Unlike Amazon's EC2 instances with their full-blooded (albeit virtual) Linux servers, the Lambda Service [2] provides only a containerized environment. Inside a container, Node.js, Python, or Java programs run in a sandbox, which Amazon pushes around at will between physical servers, eventually going as far as putting the container to sleep in case of inactivity – just to conjure it up again when next accessed. Leaving data on the virtual disk of the container and hoping to find it still there next time would thus result in an unstable application. Instead, Lambda functions communicate with AWS offerings such as S3 storage or the Dynamo database to secure data and are otherwise "stateless."

Developers can upload things that an application cannot describe in a Python script to the (as rumor has it) CentOS-based containers as ZIP files (Figure 3).

Figure 3: Uploading code in a ZIP file to the Lambda server via an Amazon S3 bucket.

A Lambda function that uses artificial intelligence capabilities from the OpenCV library, like the example, needs to compile the required binaries or libraries up front in a Unix environment similar to the Lambda container, package and upload the results, and call it with the Python script at run time. Existing Python bindings to shared libraries are used here, or the Python script calls precompiled binaries as external processes.

Lean and Mean

To prevent the AI program [3] from using too much compute time after installation in the Amazon cloud – and thus also using up money after exceeding the "free tier" quota – the improved code [4] (updated in Listing 1 from the previous article) no longer looks for movements in every frame (i.e., 50 times a second) but hops through the movie in increments of half a second in line 99. After a frame with detected motion, line 96 even skips forward two seconds. To accomplish this, vid.grab() called in line 50 no longer painstakingly decodes the frame in a complex process, as vid.read() did previously, but discards it to retrieve the next one.

Listing 1

max-movement-lk.cpp

 

Whereas the first version [3] only printed the number of seconds into the video in which the algorithm detected motion, to subsequently use MPlayer to extract the frames as JPEG files, lines 92 to 94 now use the imwrite() image processing functions included with OpenCV to write detected frames immediately as 000x.jpg to the virtual disk. A second run and the shenanigans for installing MPlayer in the Lambda container are thus no longer required.

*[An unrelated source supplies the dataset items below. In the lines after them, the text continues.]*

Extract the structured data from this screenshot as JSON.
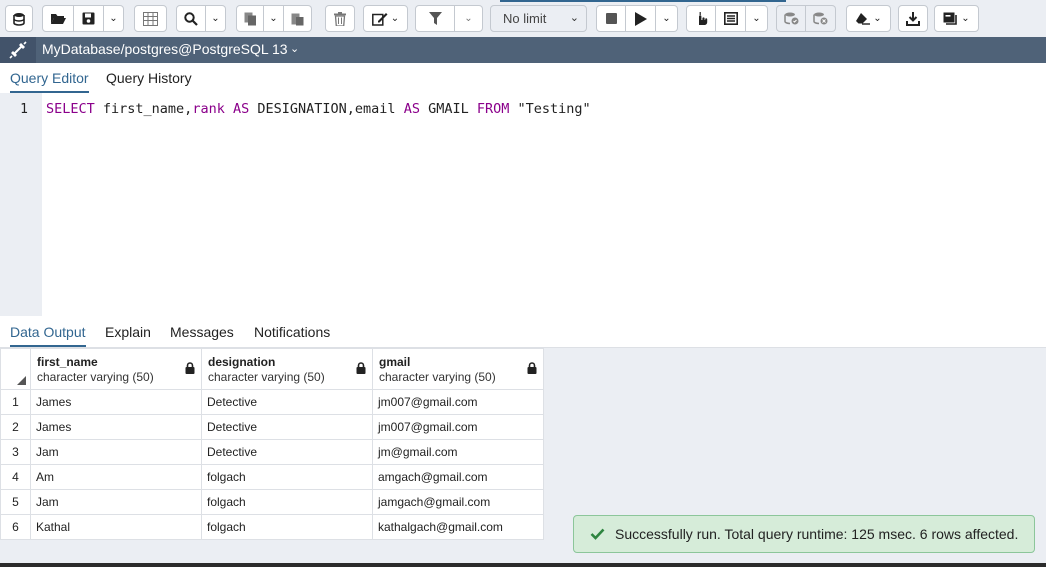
{
  "toolbar": {
    "limit_selected": "No limit"
  },
  "connection": {
    "label": "MyDatabase/postgres@PostgreSQL 13"
  },
  "editor_tabs": [
    "Query Editor",
    "Query History"
  ],
  "editor": {
    "line_number": "1",
    "tokens": [
      {
        "text": "SELECT",
        "kw": true
      },
      {
        "text": " first_name,",
        "kw": false
      },
      {
        "text": "rank",
        "kw": true
      },
      {
        "text": " ",
        "kw": false
      },
      {
        "text": "AS",
        "kw": true
      },
      {
        "text": " DESIGNATION,email ",
        "kw": false
      },
      {
        "text": "AS",
        "kw": true
      },
      {
        "text": " GMAIL ",
        "kw": false
      },
      {
        "text": "FROM",
        "kw": true
      },
      {
        "text": " \"Testing\"",
        "kw": false
      }
    ]
  },
  "output_tabs": [
    "Data Output",
    "Explain",
    "Messages",
    "Notifications"
  ],
  "grid": {
    "columns": [
      {
        "name": "first_name",
        "type": "character varying (50)"
      },
      {
        "name": "designation",
        "type": "character varying (50)"
      },
      {
        "name": "gmail",
        "type": "character varying (50)"
      }
    ],
    "rows": [
      {
        "n": "1",
        "cells": [
          "James",
          "Detective",
          "jm007@gmail.com"
        ]
      },
      {
        "n": "2",
        "cells": [
          "James",
          "Detective",
          "jm007@gmail.com"
        ]
      },
      {
        "n": "3",
        "cells": [
          "Jam",
          "Detective",
          "jm@gmail.com"
        ]
      },
      {
        "n": "4",
        "cells": [
          "Am",
          "folgach",
          "amgach@gmail.com"
        ]
      },
      {
        "n": "5",
        "cells": [
          "Jam",
          "folgach",
          "jamgach@gmail.com"
        ]
      },
      {
        "n": "6",
        "cells": [
          "Kathal",
          "folgach",
          "kathalgach@gmail.com"
        ]
      }
    ]
  },
  "toast": {
    "message": "Successfully run. Total query runtime: 125 msec. 6 rows affected."
  },
  "colors": {
    "accent": "#326690",
    "keyword": "#8b008b",
    "toolbar_bg": "#ebeef3",
    "connection_bar": "#4f6278",
    "toast_bg": "#d6ecd9",
    "toast_check": "#2e8540"
  },
  "icons": [
    "database-icon",
    "folder-open-icon",
    "save-icon",
    "grid-view-icon",
    "search-icon",
    "copy-icon",
    "paste-icon",
    "delete-icon",
    "edit-icon",
    "filter-icon",
    "stop-icon",
    "execute-icon",
    "explain-icon",
    "explain-analyze-icon",
    "commit-icon",
    "rollback-icon",
    "clear-icon",
    "download-icon",
    "macros-icon",
    "connection-status-icon",
    "lock-icon",
    "check-icon"
  ]
}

Based on these JPEG images, another Python script, mk-montage.py, then produces a contact sheet, also in .jpg format, with the help of the ImageMagick library. The Lambda program puts this file into Amazon's S3 cloud storage, and then sends a link to the file to the calling client.

RAM Is Money

How does a Python programmer now pick up a document from the web? A first approach would be the read() method provided by urlopen(), which then sends all the bytes it has obtained to a local file through write(). But, this would mean that a potentially large video file would be completely read into memory before Python finally starts writing it to disk.

The ample supply of RAM needed for this costs money on Amazon. To avoid this, the urlretrieve() method from the urllib module used in Listing 2 can buffer smaller data chunks – in a hopefully more or less intelligent way.